Les États-Unis aiment avoir une domination technologique sur le reste du monde. Ils s’appuient sur la Darpa, (Defense advanced research projects agency, Ndlr), une structure unique au monde, civile et militaire, qui décide d’investir dans des projets d’innovation d’avenir. C’est ce qui manque en Europe. Dans le cadre du green deal européen qui se dessine, il faudrait justement des fonds publics abondants qui se mettent sur des technologies qui nous rendent moins dépendants des autres grandes puissances.

© JT- Pascal Le Merrer décrit une dégradation économique de l'Europe sur la scène mondiale.

Pascal Le Merrer : "La première source de méfiance, ce sont les autres"

Justement cette transition environnementale ne s'envisage-t-elle pas aussi par une finance, elle-même durable ?
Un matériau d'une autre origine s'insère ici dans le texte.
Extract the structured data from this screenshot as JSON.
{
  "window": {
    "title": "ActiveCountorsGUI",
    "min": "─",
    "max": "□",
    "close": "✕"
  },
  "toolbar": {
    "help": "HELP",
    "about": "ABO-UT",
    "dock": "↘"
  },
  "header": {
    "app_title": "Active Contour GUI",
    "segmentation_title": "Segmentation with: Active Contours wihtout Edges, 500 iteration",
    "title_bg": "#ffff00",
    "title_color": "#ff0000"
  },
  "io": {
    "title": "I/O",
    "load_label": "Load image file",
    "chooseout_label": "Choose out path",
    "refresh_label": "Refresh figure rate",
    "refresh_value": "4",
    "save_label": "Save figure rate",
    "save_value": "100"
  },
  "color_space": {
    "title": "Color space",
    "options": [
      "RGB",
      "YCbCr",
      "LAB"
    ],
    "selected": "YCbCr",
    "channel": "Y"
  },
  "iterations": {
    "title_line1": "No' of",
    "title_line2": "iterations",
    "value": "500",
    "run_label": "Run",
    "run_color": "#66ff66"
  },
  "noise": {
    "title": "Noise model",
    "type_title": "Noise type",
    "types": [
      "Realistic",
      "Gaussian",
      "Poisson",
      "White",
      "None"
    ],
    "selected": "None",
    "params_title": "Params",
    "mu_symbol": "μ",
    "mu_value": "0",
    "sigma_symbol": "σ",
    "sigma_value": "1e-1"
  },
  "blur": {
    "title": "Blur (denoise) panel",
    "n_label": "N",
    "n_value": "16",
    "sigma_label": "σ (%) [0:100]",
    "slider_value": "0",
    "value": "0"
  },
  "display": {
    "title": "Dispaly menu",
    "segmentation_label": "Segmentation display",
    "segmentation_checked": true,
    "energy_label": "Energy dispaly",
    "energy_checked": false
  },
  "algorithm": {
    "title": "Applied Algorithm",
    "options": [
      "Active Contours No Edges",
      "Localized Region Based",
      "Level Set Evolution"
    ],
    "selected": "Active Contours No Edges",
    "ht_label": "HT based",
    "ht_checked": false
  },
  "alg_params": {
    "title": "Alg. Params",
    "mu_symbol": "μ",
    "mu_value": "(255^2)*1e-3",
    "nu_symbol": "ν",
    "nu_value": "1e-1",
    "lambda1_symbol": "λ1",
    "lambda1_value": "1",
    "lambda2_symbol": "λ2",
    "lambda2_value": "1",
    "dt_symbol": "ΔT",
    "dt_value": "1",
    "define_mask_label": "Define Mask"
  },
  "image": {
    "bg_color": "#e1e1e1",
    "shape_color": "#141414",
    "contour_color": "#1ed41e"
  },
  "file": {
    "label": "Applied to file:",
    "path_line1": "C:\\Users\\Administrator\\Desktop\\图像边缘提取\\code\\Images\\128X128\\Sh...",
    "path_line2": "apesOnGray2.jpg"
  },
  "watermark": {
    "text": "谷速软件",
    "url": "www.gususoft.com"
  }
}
Le monde de la finance est confronté à des mutations. Les banques traditionnelles ont fait face aux banques en ligne. Du coup, elles ont créé leurs propres banques digitales. Il faudrait à mon sens, créer un livret européen d’épargne verte, avec un avantage fiscal valable à l’échelon du territoire. La fiscalité, la dette et l’épargne vont devoir se privatiser et c’est dans ce triangle que l’on trouvera les moyens pour financer cette transition. C’est ce que prônent Jean Pisani-Ferry et Selma Mahfouz dans leur rapport remis fin mai à la Première ministre. Cela passe donc nécessairement par des moyens supplémentaires, notamment par un plan d’investissement massif.

Dans ce monde de fragilités que vous décrivez, quel message particulier souhaitez-vous diffuser ?

Il existe une institution invisible, essentielle au fonctionnement d’une démocratie : c’est la confiance. Or celle-ci ne possède aucun ministère, aucune administration. Aux Jéco, nous prônons un renforcement de cette confiance, en les institutions, en nos gouvernants et décideurs. En gardant à l’esprit que la première source de méfiance, ce sont les autres.

Entre nous avec Pascal Le Merrer

Son livre de chevet : La danseuse de Patrick Modiano.

Son rituel du matin : "il est involontaire, c'est celui de mon chat qui a la fâcheuse manie de me réveiller tôt".

Son lieu ressourçant : La Ria d'Étel dans le Morbihan, un bras de mer qui marque par son authenticité bretonne.

Ses inspirations : Sylvie Goulard pour sa disponibilité sincère et son engagement total pour le monde de l'économie.